- Keywords: meta-learning, memorization, regularization, overfitting, mutually-exclusive
- TL;DR: We identify and formalize the memorization problem in meta-learning and solve this problem with novel meta-regularization method, which greatly expand the domain that meta-learning can be applicable to and effective on.
- Abstract: The ability to learn new concepts with small amounts of data is a critical aspect of intelligence that has proven challenging for deep learning methods. Meta-learning has emerged as a promising technique for leveraging data from previous tasks to enable efficient learning of new tasks. However, most meta-learning algorithms implicitly require that the meta-training tasks be "mutually-exclusive", such that no single model can solve all of the tasks at once. For example when creating tasks for a meta-learned N-way image classifier, we typically randomize the assignment of the image classes to N-way classification labels for each task.
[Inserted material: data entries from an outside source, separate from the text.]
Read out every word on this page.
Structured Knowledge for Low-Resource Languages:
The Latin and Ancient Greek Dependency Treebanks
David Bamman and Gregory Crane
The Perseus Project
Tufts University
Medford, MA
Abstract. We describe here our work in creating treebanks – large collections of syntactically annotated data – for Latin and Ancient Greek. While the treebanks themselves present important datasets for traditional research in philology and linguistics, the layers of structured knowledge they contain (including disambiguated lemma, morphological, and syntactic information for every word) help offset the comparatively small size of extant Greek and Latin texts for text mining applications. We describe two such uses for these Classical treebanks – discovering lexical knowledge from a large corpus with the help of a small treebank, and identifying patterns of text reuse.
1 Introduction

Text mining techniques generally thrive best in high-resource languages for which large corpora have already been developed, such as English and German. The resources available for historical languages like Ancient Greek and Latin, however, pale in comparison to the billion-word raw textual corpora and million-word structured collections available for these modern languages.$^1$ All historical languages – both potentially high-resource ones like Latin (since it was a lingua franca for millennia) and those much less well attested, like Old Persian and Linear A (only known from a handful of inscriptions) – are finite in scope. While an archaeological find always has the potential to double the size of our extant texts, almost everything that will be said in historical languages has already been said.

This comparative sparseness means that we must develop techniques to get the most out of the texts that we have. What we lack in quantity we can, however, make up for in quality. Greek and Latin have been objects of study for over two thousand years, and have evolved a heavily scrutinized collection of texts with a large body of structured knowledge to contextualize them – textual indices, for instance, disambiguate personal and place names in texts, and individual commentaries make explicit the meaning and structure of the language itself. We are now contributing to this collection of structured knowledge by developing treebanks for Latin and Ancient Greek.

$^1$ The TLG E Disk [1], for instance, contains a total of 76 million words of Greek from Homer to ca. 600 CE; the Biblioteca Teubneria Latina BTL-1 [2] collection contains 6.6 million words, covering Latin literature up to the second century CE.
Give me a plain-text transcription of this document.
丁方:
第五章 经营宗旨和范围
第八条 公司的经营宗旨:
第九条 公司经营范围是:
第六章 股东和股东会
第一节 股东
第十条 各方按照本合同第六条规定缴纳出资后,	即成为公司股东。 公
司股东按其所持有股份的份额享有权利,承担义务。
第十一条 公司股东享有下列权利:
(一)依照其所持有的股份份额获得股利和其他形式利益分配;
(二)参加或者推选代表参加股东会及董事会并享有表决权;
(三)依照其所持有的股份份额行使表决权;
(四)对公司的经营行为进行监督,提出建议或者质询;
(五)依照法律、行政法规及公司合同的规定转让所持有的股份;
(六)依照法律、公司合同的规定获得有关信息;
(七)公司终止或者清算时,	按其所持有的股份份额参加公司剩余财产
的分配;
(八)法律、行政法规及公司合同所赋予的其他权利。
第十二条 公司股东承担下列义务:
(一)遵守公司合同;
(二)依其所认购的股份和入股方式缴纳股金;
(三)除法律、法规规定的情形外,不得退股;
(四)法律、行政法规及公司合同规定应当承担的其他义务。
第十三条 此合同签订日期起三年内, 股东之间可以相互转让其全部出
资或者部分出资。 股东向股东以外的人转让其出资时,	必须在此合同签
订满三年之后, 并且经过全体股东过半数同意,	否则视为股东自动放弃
If this is not done, the meta-learner can ignore the task training data and learn a single model that performs all of the meta-training tasks zero-shot, but does not adapt effectively to new image classes. This requirement means that the user must take great care in designing the tasks, for example by shuffling labels or removing task identifying information from the inputs. In some domains, this makes meta-learning entirely inapplicable. In this paper, we address this challenge by designing an information-theoretic meta-regularization objective that places precedence on data-driven adaptation. This causes the meta-learner to decide what should be learned from data and what must be inferred from the input. By doing so, our algorithm can successfully use data from "non-mutually-exclusive" tasks to efficiently adapt to novel tasks. We demonstrate its applicability to both contextual and gradient-based meta-learning algorithms, and apply it in practical settings where standard meta-learning has been difficult to apply. Our approach substantially outperforms standard meta-learning algorithms in these settings.